Agata's laboratory has developed a method for identifying subsets of planarian stem cells, also called neoblasts. These somatic stem cells are the only mitotically active cells in the planarian body, making them susceptible to X-ray irradiation. Examination of cell populations shown to be vulnerable to elimination by X-rays, revealed that planarian neoblasts, like stem cells in other species, seem to exist in proliferating and resting states. Real-time PCR analysis indicates that each of these sub-populations expresses discrete sets of genes. One fraction, X1, expresses genes specific to actively cycling cells, while a second fraction, X2, lacks this expression profile and is thought to comprise stem cells in a state of quiescence. Interestingly, many X1 cells also express signal receptor molecules which are switched off in the X2 fraction, while the corresponding ligands are expressed in a variety of differentiated cells resistant to X-ray irradiation.

Brain regeneration by stages

A planarian can re-grow a fully functional brain within five days following the amputation of its entire head, an extraordinary feat of self-healing that involves recapitulating the development of the worm's entire nervous system. Researchers in the Agata group studied this process and identified patterns of gene expression that indicate the regeneration of the brain comprises five distinct stages. In the first stage, at about eight hours after wound closure, a noggin-like gene (Djnlg) is activated in the stump prior to the formation of a blastema, a mass of proliferating undifferentiated cells that serves as the frontline of regeneration. Soon thereafter, the brain-specifying gene nou-darake is switched on in the anterior fringe of the blastema, allowing the brain rudiment to be formed. These first two steps occur within 24 hours of decapitation, and set the stage for the third phase in which brain patterning is established by the expression of a set of three otd/Otx-related genes (relatives of which also function to pattern brain development in many other taxa, including vertebrates) followed by that of the planarian homolog of Wnt at about 48 hours into the regenerative process. In the fourth step, which occurs by day four of regeneration, a homolog of the axon-guidance gene netrin is triggered. At this stage the discrete components of the regenerating brain begin to form connections and higher-order organizations; chiasmata cross-linking eyes and brain develop, and connections are set up between the brain and the ventral nerve cords, which serve as a rudimentary peripheral nervous system. Thus, the basic components and connections of the planarian neural network are in place by the fourth day, but the functional recovery of the brain is not completed until a final stage in which two newly-identified genes are expressed is entered.
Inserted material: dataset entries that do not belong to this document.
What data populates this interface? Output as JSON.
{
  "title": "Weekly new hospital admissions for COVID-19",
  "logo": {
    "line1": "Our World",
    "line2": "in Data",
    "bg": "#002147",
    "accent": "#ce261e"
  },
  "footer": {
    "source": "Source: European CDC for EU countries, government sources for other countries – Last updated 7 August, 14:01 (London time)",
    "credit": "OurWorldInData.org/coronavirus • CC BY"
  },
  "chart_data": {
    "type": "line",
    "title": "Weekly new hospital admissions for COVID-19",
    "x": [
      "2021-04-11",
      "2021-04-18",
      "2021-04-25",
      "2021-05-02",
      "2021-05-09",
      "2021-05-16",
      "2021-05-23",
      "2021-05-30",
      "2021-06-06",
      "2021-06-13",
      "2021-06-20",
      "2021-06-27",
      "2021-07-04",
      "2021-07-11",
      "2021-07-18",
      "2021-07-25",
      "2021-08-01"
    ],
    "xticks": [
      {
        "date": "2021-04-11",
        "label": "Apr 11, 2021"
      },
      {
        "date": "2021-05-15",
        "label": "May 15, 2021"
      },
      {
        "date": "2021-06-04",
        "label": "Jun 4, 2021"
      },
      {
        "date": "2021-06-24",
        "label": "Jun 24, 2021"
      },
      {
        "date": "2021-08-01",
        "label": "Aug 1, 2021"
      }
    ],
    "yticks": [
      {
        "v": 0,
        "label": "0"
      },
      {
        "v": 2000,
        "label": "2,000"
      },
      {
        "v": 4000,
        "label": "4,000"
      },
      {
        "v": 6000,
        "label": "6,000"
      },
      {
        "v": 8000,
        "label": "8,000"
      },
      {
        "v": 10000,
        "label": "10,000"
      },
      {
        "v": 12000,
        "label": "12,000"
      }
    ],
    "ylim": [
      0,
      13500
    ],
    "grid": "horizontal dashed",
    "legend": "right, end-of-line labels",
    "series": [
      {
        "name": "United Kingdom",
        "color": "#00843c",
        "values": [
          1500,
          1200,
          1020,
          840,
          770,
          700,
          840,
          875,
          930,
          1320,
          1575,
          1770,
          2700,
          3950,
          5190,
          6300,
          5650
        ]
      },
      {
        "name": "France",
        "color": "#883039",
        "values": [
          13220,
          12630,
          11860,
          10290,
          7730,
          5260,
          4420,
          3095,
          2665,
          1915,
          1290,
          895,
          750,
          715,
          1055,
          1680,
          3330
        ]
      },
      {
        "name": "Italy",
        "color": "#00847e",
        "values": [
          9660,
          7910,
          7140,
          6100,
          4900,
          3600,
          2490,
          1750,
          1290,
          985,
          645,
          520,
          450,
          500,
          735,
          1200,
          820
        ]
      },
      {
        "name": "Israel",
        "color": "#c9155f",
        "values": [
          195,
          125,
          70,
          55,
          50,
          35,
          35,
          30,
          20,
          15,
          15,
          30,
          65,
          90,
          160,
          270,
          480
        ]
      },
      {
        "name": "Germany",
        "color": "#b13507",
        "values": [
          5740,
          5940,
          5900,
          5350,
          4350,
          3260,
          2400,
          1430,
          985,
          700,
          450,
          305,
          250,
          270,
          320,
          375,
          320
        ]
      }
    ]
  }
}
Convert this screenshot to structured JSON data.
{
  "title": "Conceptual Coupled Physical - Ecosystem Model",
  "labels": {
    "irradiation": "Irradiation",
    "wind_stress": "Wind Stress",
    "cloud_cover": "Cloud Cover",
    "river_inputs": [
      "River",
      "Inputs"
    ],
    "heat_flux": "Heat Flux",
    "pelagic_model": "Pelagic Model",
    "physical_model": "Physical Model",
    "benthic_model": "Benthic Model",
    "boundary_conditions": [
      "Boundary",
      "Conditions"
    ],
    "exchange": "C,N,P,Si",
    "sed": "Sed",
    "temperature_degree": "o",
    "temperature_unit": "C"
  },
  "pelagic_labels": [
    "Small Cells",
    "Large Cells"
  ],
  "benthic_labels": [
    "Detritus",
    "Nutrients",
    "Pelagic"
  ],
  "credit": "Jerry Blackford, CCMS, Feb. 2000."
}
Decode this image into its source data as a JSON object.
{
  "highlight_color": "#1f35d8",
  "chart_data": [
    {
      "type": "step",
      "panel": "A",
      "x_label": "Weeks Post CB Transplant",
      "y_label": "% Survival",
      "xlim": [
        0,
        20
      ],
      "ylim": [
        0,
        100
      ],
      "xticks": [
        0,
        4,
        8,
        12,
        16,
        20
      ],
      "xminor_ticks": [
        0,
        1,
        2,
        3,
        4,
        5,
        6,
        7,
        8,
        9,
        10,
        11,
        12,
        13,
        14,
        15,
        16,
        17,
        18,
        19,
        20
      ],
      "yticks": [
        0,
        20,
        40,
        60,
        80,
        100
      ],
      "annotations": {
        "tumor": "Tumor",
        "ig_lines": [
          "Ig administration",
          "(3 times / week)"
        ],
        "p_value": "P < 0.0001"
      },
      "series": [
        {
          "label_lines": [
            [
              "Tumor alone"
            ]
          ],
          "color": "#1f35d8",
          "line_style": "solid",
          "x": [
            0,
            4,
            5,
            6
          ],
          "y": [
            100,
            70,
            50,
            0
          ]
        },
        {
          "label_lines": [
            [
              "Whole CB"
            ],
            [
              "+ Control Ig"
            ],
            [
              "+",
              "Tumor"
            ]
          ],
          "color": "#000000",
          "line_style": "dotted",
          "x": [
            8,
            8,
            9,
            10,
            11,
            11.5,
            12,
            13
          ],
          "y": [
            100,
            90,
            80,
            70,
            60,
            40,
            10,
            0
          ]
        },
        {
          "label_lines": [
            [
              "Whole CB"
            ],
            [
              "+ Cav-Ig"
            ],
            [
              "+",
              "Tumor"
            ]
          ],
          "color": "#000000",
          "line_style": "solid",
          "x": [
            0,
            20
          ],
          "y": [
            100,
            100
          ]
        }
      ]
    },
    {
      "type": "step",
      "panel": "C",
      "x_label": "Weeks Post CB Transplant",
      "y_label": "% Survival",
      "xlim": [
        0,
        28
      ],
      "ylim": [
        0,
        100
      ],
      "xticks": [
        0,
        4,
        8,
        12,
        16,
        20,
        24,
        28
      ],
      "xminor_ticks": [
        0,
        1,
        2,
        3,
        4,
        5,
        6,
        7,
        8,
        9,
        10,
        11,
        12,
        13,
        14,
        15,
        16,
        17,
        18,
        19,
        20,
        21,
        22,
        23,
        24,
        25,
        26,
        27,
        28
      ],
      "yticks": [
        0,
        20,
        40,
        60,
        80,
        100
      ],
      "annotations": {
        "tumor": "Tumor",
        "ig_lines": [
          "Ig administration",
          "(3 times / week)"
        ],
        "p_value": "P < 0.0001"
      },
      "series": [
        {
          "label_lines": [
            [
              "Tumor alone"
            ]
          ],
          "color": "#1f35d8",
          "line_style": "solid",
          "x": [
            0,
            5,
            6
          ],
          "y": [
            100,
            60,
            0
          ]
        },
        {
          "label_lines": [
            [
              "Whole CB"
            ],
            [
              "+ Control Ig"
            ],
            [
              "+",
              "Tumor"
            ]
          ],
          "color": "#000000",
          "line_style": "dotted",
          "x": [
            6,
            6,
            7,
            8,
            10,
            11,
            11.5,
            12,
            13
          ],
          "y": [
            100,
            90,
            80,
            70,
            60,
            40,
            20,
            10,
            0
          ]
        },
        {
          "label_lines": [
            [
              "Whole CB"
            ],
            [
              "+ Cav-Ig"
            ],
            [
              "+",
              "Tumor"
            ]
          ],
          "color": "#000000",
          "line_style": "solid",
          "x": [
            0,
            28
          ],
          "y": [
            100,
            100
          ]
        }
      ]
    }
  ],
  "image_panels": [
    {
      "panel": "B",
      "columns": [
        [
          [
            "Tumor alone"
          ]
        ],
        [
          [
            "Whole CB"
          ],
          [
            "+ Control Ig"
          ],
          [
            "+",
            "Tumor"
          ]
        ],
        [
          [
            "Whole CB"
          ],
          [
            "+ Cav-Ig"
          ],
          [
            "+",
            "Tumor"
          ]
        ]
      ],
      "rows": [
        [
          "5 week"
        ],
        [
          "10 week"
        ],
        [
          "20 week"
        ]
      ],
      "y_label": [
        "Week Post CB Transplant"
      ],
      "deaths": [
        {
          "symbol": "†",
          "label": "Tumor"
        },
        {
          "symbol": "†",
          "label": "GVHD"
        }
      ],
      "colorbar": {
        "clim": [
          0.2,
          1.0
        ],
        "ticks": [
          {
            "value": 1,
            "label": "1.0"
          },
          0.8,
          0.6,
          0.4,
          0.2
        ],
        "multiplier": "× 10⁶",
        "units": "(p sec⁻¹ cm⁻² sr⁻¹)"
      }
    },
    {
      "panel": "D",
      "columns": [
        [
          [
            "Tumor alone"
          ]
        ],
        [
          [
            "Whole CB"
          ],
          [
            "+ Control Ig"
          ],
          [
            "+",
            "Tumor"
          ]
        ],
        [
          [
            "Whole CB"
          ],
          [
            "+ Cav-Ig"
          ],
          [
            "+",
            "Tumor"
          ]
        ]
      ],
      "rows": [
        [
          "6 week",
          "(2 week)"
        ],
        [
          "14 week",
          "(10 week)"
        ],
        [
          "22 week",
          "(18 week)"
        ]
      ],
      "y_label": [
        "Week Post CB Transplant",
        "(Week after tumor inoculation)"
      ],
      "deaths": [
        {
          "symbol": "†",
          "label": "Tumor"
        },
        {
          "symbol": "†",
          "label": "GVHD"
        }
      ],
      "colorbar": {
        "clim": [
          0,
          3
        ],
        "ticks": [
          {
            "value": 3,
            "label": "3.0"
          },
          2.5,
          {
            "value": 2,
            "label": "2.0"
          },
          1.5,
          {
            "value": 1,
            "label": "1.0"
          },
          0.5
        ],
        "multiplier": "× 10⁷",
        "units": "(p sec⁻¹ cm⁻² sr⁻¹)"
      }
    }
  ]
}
A parallel study revealed that these two genes, 1020HH and eye53, are necessary for planarians to regain their normal light avoidance behavior, known as negative phototaxis. Knockdown of these genes by RNAi had no discernible effects on brain or eye morphology, but the worms failed to respond to light stimuli in the normal manner, even after five days of regeneration, when the structure of the brain has been fully reinstated.

Evolution of the central nervous system

The planarian is one of the lowest forms of animal known to possess a central nervous system, making it an apt model for the study of the evolution of this most complex and elaborately organized biological system. Using clones of over 3,000 expressed sequence tags (ESTs) isolated from the planarian head region, the team was able to identify 116 clones with significant similarities to genes closely linked to the nervous system in other species, including genes involved in neurotransmission, the neural network, brain morphogenesis and neural differentiation. These results point toward a shared evolutionary origin for many nervous system genes, indicating that the nervous system is likely to have arisen in a single common ancestor of bilaterian animals. Intriguingly, nearly 30% of the genes identified also have homologous sequences in yeast and the plant species, Arabidopsis thaliensis, both of which entirely lack neural development, which suggests that a significant number of genes that predate the advent of the nervous system have been co-opted to perform functions specific to neurobiology.

The Agata lab is also now participating in an international collaboration established to sequence and annotate a set of more than 10,000 planarian ESTs, which promises to provide an invaluable resource for the study of evolutionary biology, comparative genomics, and the genetics underlying the unique characteristics of these organisms. The availability of an annotated database of planarian cDNAs may provide keys to the understanding of stem cell biology, tissue plasticity and maintenance and other fundamentally important processes.